Coping with that oh-so-troubling lumbar region

Sep 1, 1997
Outside Magazine
If it hasn't hit you yet, it probably will. Lower-back blowout will sneak up and humble you, along with some 80 percent of your fellow beings, at least once in your life. The onset will be inglorious: lifting groceries out of the car; roughhousing with a kid; stooping over a derailleur. One day you're active, the next you can scarcely tie your shoes.

Only the common cold prompts more doctor visits than back pain, but given the thinness of some cures, all that experience hasn't netted much. Causal relationships tend to be fuzzy, and the likeliest prescription you'll get is to simply wait. "You have an 85 percent chance of getting better in the first two weeks," says Dr. William Dillin, an orthopedic surgeon at the Kerlan-Jobe Orthopedic Clinic in Los Angeles. "Why try to prove or disprove the exact nature of pain if the progress will be the same?"

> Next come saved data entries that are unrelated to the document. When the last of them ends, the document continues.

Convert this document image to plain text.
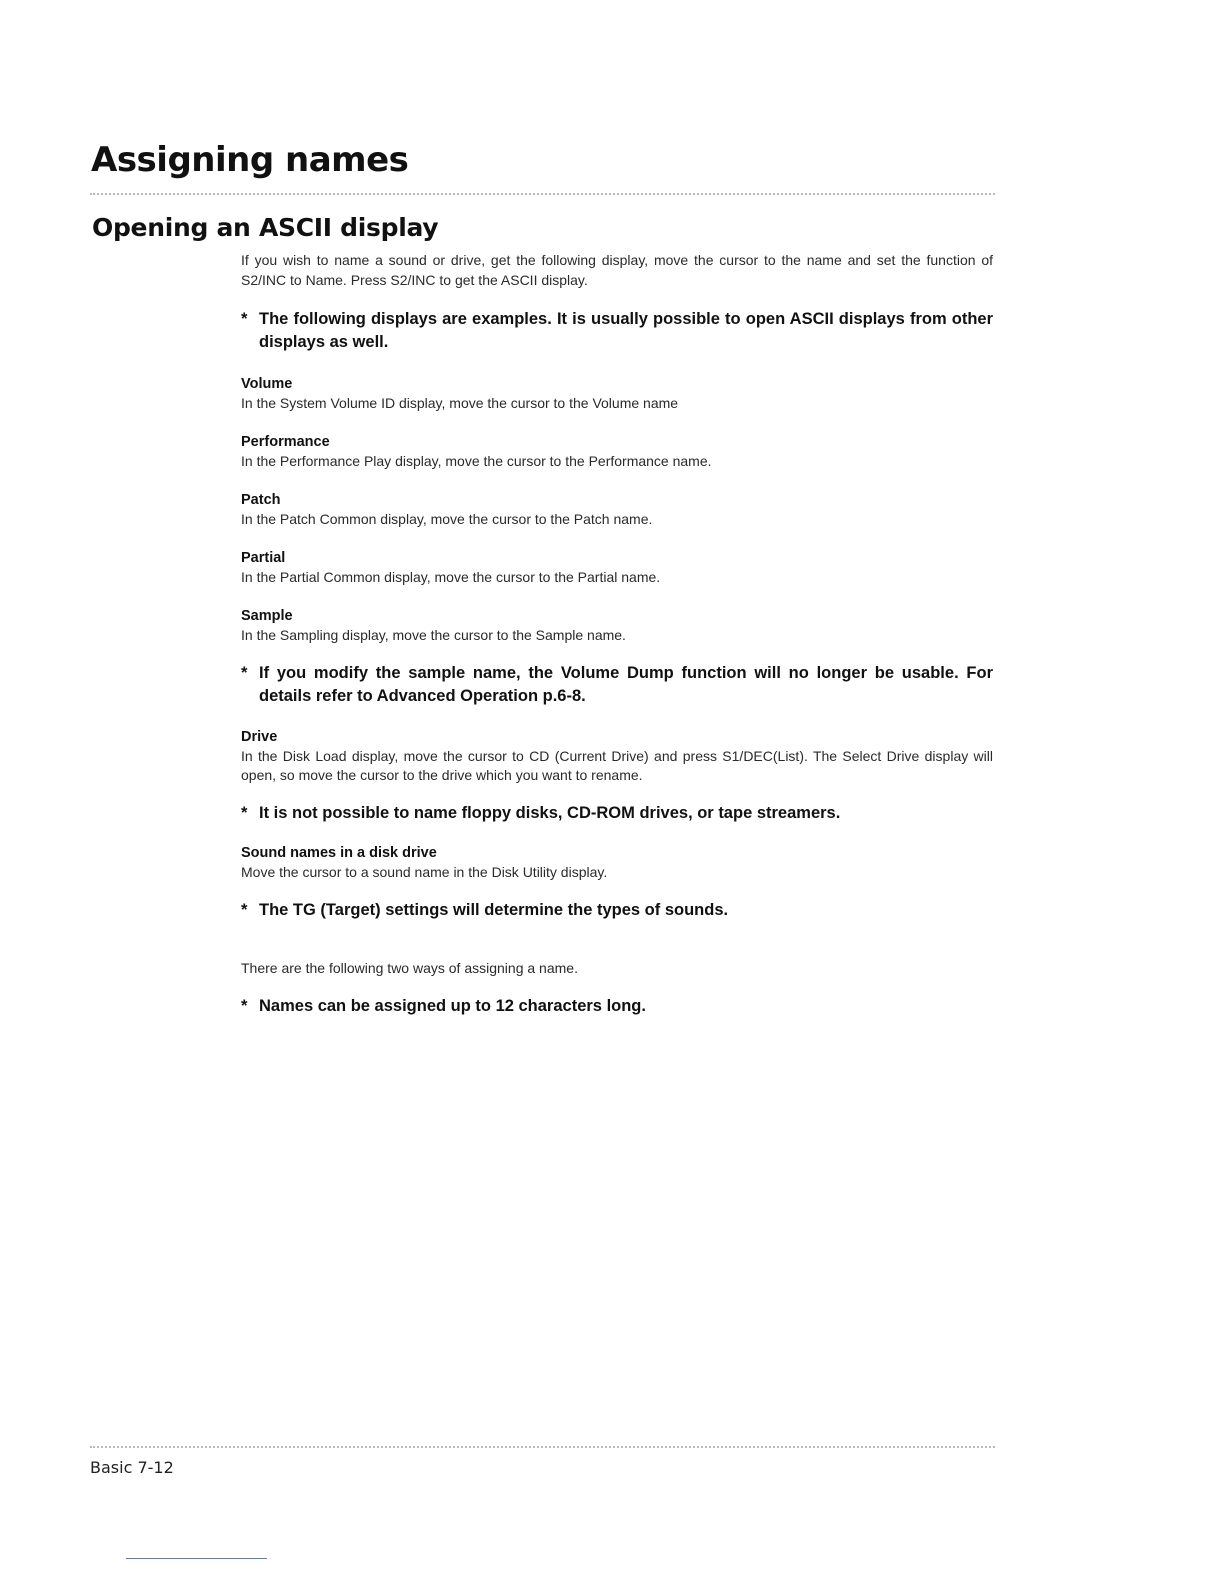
Assigning names
Opening an ASCII display

If you wish to name a sound or drive, get the following display, move the cursor to the name and set the function of S2/INC to Name. Press S2/INC to get the ASCII display.

* The following displays are examples. It is usually possible to open ASCII displays from other displays as well.

Volume

In the System Volume ID display, move the cursor to the Volume name

Performance

In the Performance Play display, move the cursor to the Performance name.

Patch

In the Patch Common display, move the cursor to the Patch name.

Partial

In the Partial Common display, move the cursor to the Partial name.

Sample

In the Sampling display, move the cursor to the Sample name.

* If you modify the sample name, the Volume Dump function will no longer be usable. For details refer to Advanced Operation p.6-8.

Drive

In the Disk Load display, move the cursor to CD (Current Drive) and press S1/DEC(List). The Select Drive display will open, so move the cursor to the drive which you want to rename.

* It is not possible to name floppy disks, CD-ROM drives, or tape streamers.

Sound names in a disk drive

Move the cursor to a sound name in the Disk Utility display.

* The TG (Target) settings will determine the types of sounds.

There are the following two ways of assigning a name.

* Names can be assigned up to 12 characters long.

Basic 7-12
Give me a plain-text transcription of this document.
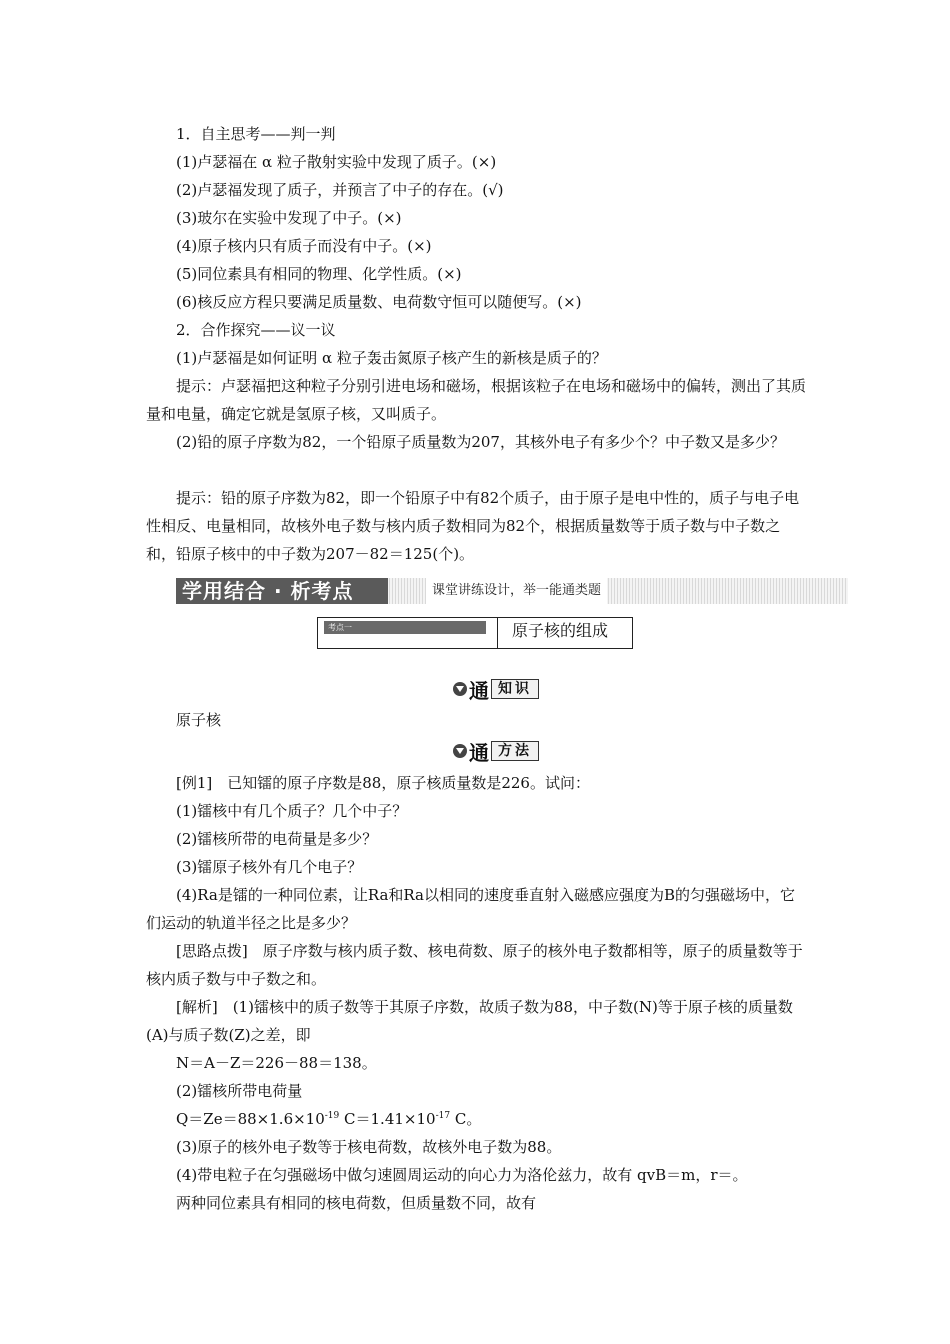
1．自主思考——判一判

(1)卢瑟福在 α 粒子散射实验中发现了质子。(×)

(2)卢瑟福发现了质子，并预言了中子的存在。(√)

(3)玻尔在实验中发现了中子。(×)

(4)原子核内只有质子而没有中子。(×)

(5)同位素具有相同的物理、化学性质。(×)

(6)核反应方程只要满足质量数、电荷数守恒可以随便写。(×)

2．合作探究——议一议

(1)卢瑟福是如何证明 α 粒子轰击氮原子核产生的新核是质子的？

提示：卢瑟福把这种粒子分别引进电场和磁场，根据该粒子在电场和磁场中的偏转，测出了其质量和电量，确定它就是氢原子核，又叫质子。

(2)铅的原子序数为82，一个铅原子质量数为207，其核外电子有多少个？中子数又是多少？

提示：铅的原子序数为82，即一个铅原子中有82个质子，由于原子是电中性的，质子与电子电性相反、电量相同，故核外电子数与核内质子数相同为82个，根据质量数等于质子数与中子数之和，铅原子核中的中子数为207－82＝125(个)。

学用结合 · 析考点	课堂讲练设计，举一能通类题
考点一	原子核的组成
通 知识

原子核

通 方法

[例1]　已知镭的原子序数是88，原子核质量数是226。试问：

(1)镭核中有几个质子？几个中子？

(2)镭核所带的电荷量是多少？

(3)镭原子核外有几个电子？

(4)Ra是镭的一种同位素，让Ra和Ra以相同的速度垂直射入磁感应强度为B的匀强磁场中，它们运动的轨道半径之比是多少？

[思路点拨]　原子序数与核内质子数、核电荷数、原子的核外电子数都相等，原子的质量数等于核内质子数与中子数之和。

[解析]　(1)镭核中的质子数等于其原子序数，故质子数为88，中子数(N)等于原子核的质量数(A)与质子数(Z)之差，即

N＝A－Z＝226－88＝138。

(2)镭核所带电荷量

$Q=Ze=88\times 1.6\times 10^{-19}$ $C=1.41\times 10^{-17}$ C。

(3)原子的核外电子数等于核电荷数，故核外电子数为88。

(4)带电粒子在匀强磁场中做匀速圆周运动的向心力为洛伦兹力，故有 qvB＝m，r＝。

两种同位素具有相同的核电荷数，但质量数不同，故有
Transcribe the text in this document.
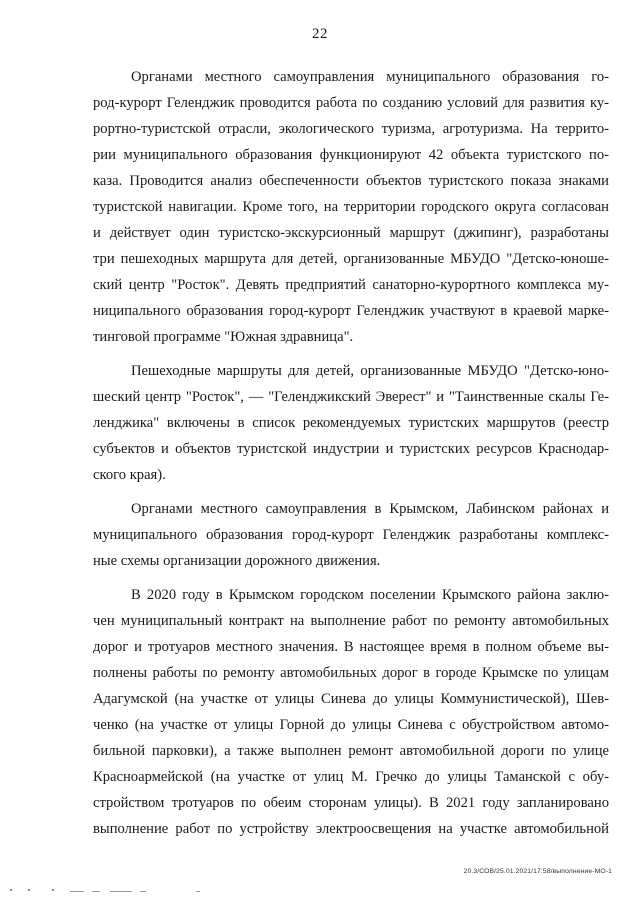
22
Органами местного самоуправления муниципального образования го-
род-курорт Геленджик проводится работа по созданию условий для развития ку-
рортно-туристской отрасли, экологического туризма, агротуризма. На террито-
рии муниципального образования функционируют 42 объекта туристского по-
каза. Проводится анализ обеспеченности объектов туристского показа знаками
туристской навигации. Кроме того, на территории городского округа согласован
и действует один туристско-экскурсионный маршрут (джипинг), разработаны
три пешеходных маршрута для детей, организованные МБУДО "Детско-юноше-
ский центр "Росток". Девять предприятий санаторно-курортного комплекса му-
ниципального образования город-курорт Геленджик участвуют в краевой марке-
тинговой программе "Южная здравница".
Пешеходные маршруты для детей, организованные МБУДО "Детско-юно-
шеский центр "Росток", — "Геленджикский Эверест" и "Таинственные скалы Ге-
ленджика" включены в список рекомендуемых туристских маршрутов (реестр
субъектов и объектов туристской индустрии и туристских ресурсов Краснодар-
ского края).
Органами местного самоуправления в Крымском, Лабинском районах и
муниципального образования город-курорт Геленджик разработаны комплекс-
ные схемы организации дорожного движения.
В 2020 году в Крымском городском поселении Крымского района заклю-
чен муниципальный контракт на выполнение работ по ремонту автомобильных
дорог и тротуаров местного значения. В настоящее время в полном объеме вы-
полнены работы по ремонту автомобильных дорог в городе Крымске по улицам
Адагумской (на участке от улицы Синева до улицы Коммунистической), Шев-
ченко (на участке от улицы Горной до улицы Синева с обустройством автомо-
бильной парковки), а также выполнен ремонт автомобильной дороги по улице
Красноармейской (на участке от улиц М. Гречко до улицы Таманской с обу-
стройством тротуаров по обеим сторонам улицы). В 2021 году запланировано
выполнение работ по устройству электроосвещения на участке автомобильной
20.3/СОВ/25.01.2021/17:58/выполнение-МО-1
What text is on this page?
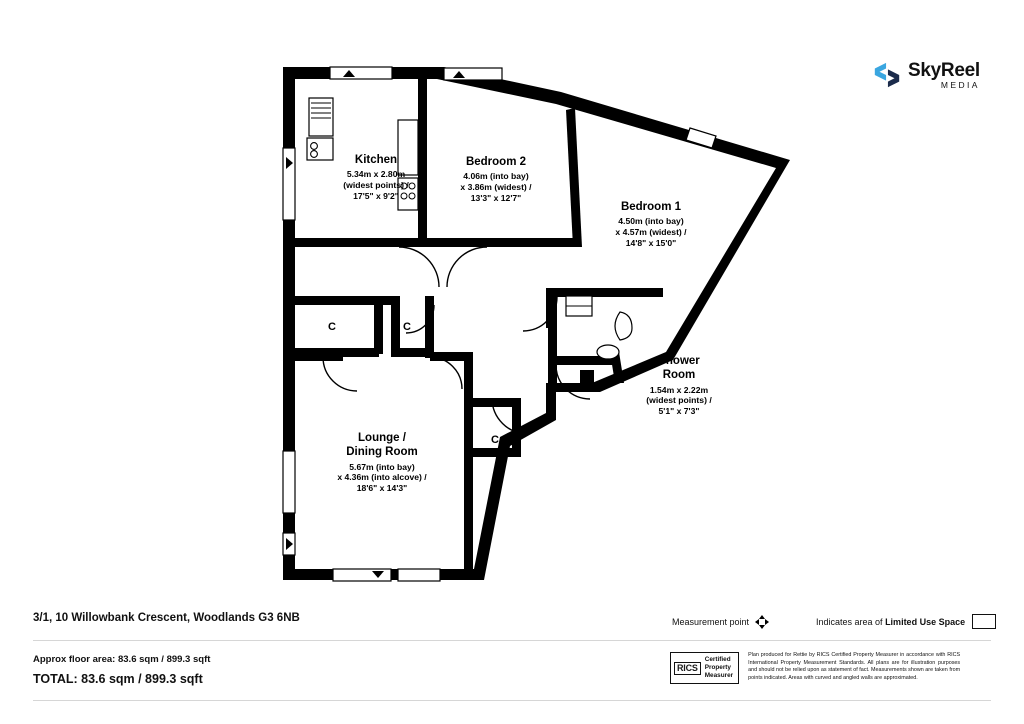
SkyReel
MEDIA
Kitchen
5.34m x 2.80m
(widest points) /
17'5" x 9'2"
Bedroom 2
4.06m (into bay)
x 3.86m (widest) /
13'3" x 12'7"
Bedroom 1
4.50m (into bay)
x 4.57m (widest) /
14'8" x 15'0"
Shower
Room
1.54m x 2.22m
(widest points) /
5'1" x 7'3"
Lounge /
Dining Room
5.67m (into bay)
x 4.36m (into alcove) /
18'6" x 14'3"
C	C
C
3/1, 10 Willowbank Crescent, Woodlands G3 6NB	Measurement point	Indicates area of Limited Use Space
Approx floor area: 83.6 sqm / 899.3 sqft
TOTAL: 83.6 sqm / 899.3 sqft
RICS
Certified
Property
Measurer
Plan produced for Rettie by RICS Certified Property Measurer in accordance with RICS International Property Measurement Standards. All plans are for illustration purposes and should not be relied upon as statement of fact. Measurements shown are taken from points indicated. Areas with curved and angled walls are approximated.
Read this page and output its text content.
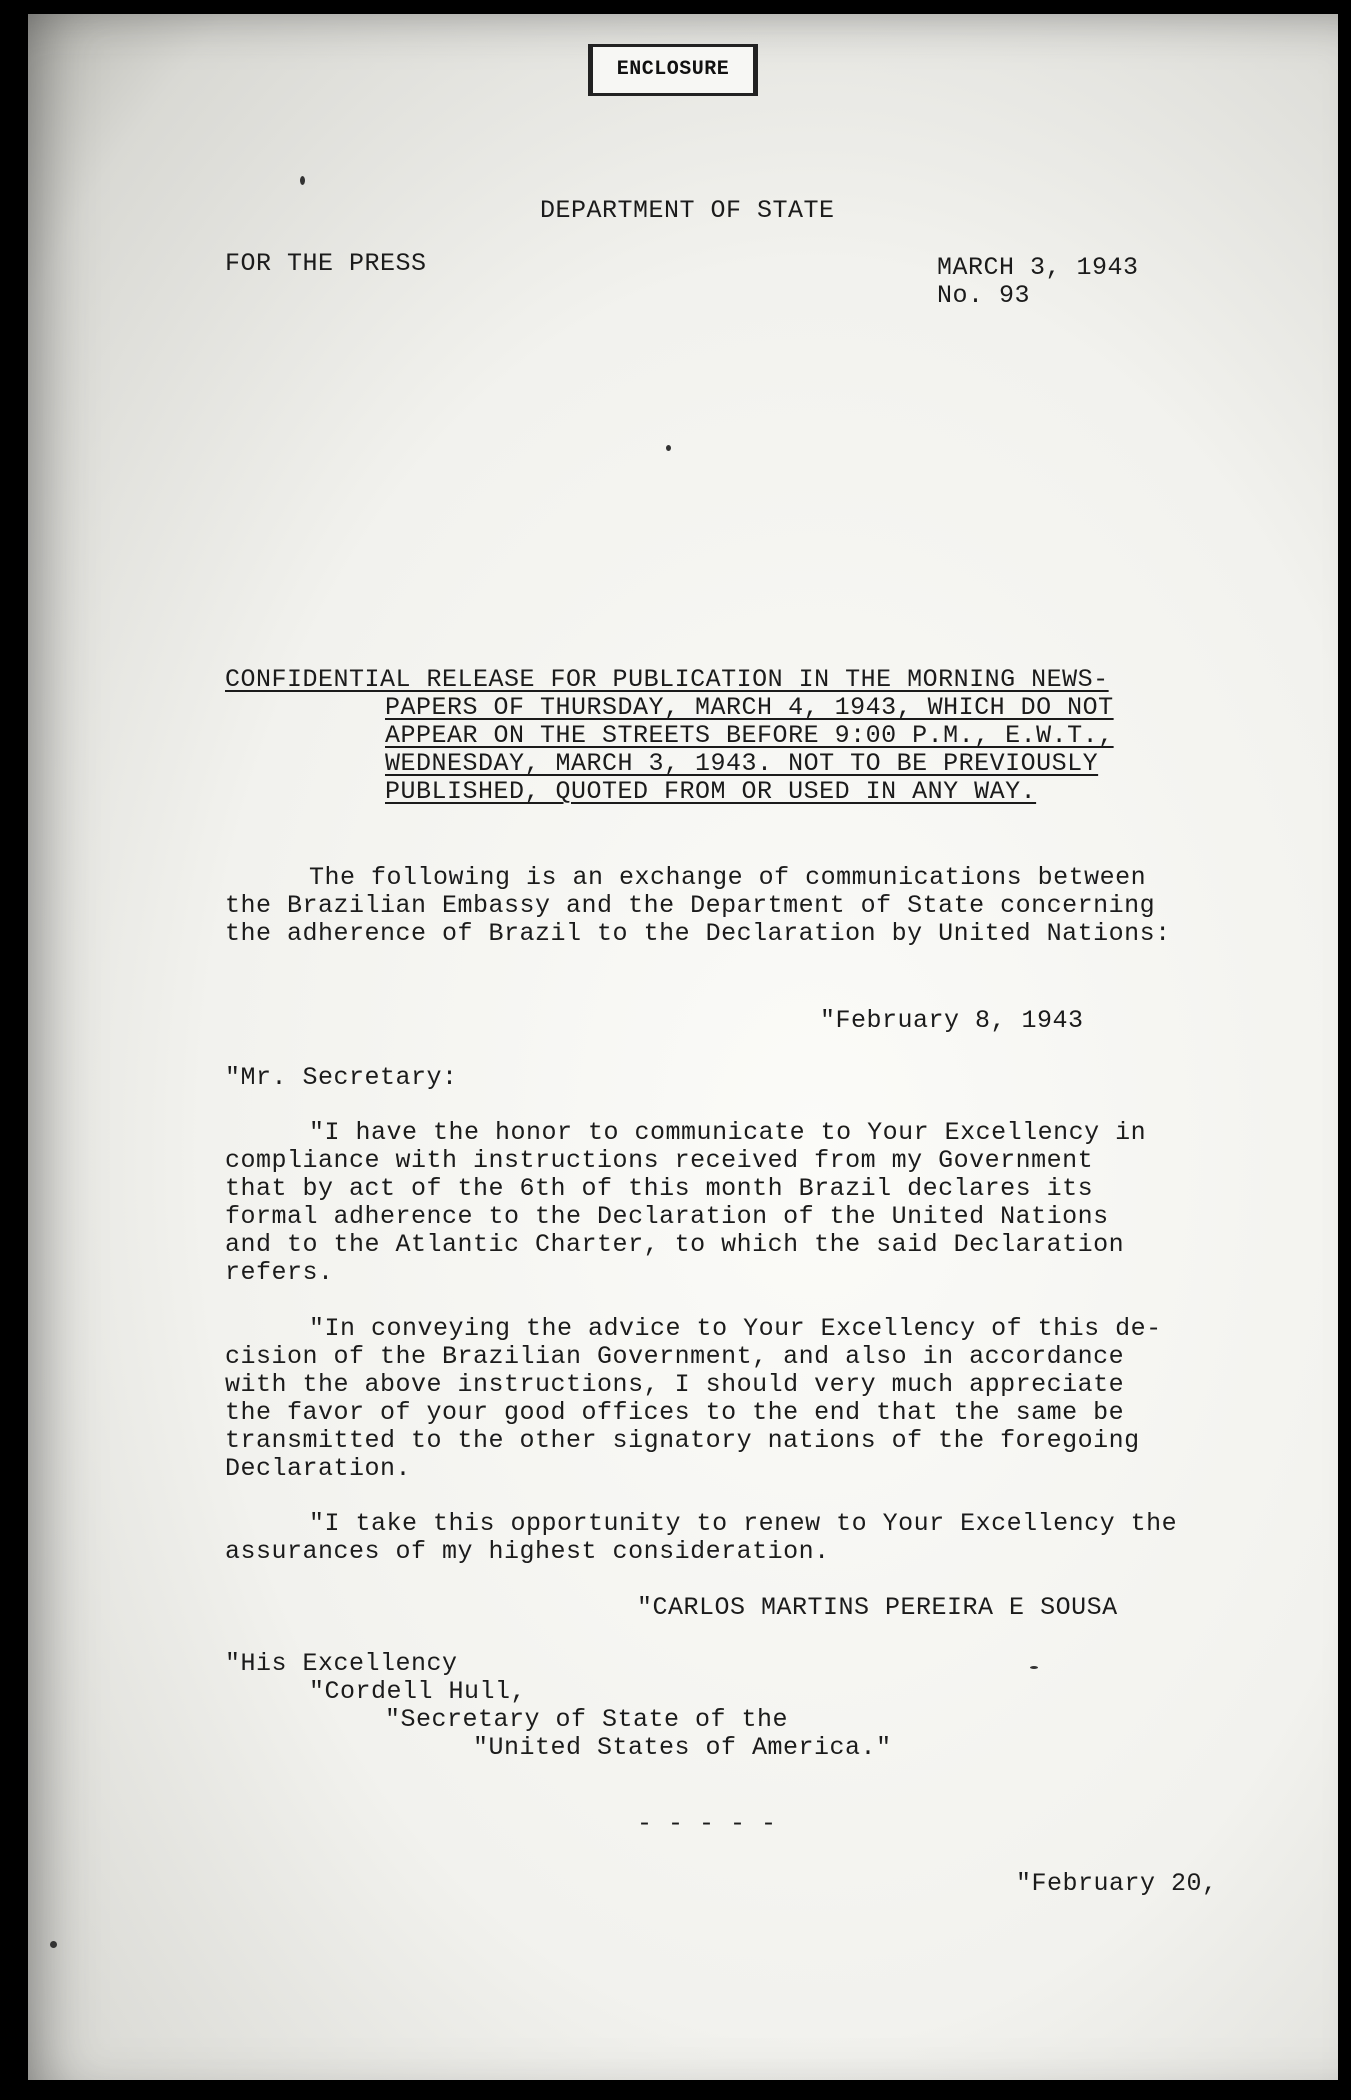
ENCLOSURE
DEPARTMENT OF STATE
FOR THE PRESS	MARCH 3, 1943
No. 93
CONFIDENTIAL RELEASE FOR PUBLICATION IN THE MORNING NEWS-
PAPERS OF THURSDAY, MARCH 4, 1943, WHICH DO NOT
APPEAR ON THE STREETS BEFORE 9:00 P.M., E.W.T.,
WEDNESDAY, MARCH 3, 1943. NOT TO BE PREVIOUSLY
PUBLISHED, QUOTED FROM OR USED IN ANY WAY.
The following is an exchange of communications between
the Brazilian Embassy and the Department of State concerning
the adherence of Brazil to the Declaration by United Nations:
"February 8, 1943
"Mr. Secretary:
"I have the honor to communicate to Your Excellency in
compliance with instructions received from my Government
that by act of the 6th of this month Brazil declares its
formal adherence to the Declaration of the United Nations
and to the Atlantic Charter, to which the said Declaration
refers.
"In conveying the advice to Your Excellency of this de-
cision of the Brazilian Government, and also in accordance
with the above instructions, I should very much appreciate
the favor of your good offices to the end that the same be
transmitted to the other signatory nations of the foregoing
Declaration.
"I take this opportunity to renew to Your Excellency the
assurances of my highest consideration.
"CARLOS MARTINS PEREIRA E SOUSA
"His Excellency
"Cordell Hull,
"Secretary of State of the
"United States of America."
- - - - -
"February 20,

But if you really want specifics, acute back pain typically originates in the lumbar region of the spine, where five hardworking vertebrae bear most of the weight of our sitting and standing lives. Because this latticework of bone, cartilage, muscle, nerve roots, and such is responsible for so much, it's particularly susceptible to harm. Unless you have a spinal tumor, infection, or fracture, an out-of-whack lumbar will cause one of two distinct kinds of pain.

Localized pain stems from a mechanical problem, commonly the result of an acute injury to the lower back; you've done something to it. When you strain, tear, or otherwise damage your back muscles, they become inflamed, swell, and push on the surrounding tissue, causing pain. The muscles can even go into spasm, lock up, and restrict mobility of the spine.

The other form of pain — sciatica — is much more insidious. Though it can erupt from injury, the direct cause is the pinching of one or more nerve roots, usually because a disk between two vertebrae gets torn, inflamed, or herniated. Sciatica can also be chronic, perhaps the result of a degenerating disk, a bone chip, or some other recurring pressure on a nerve root. Either way, pain shoots down the back, along the outer side of the thigh, and down to the foot. You may or may not experience localized pain with sciatica.

Happily, whichever type of acute pain you have, treatment is the same. The pain may subside on its own within a couple weeks, but in the meantime we've provided the basics of how to respond if your back flattens you. You can speed recovery. Likewise, you can do a lot by way of prevention within your normal fitness routine. And if you're craving a graphic snapshot of your aching back, consider the upshot of one set of studies in which adults with no back pain were examined using magnetic resonance imaging: Virtually all had bulging disks. So really, the imperfect back is the normal back.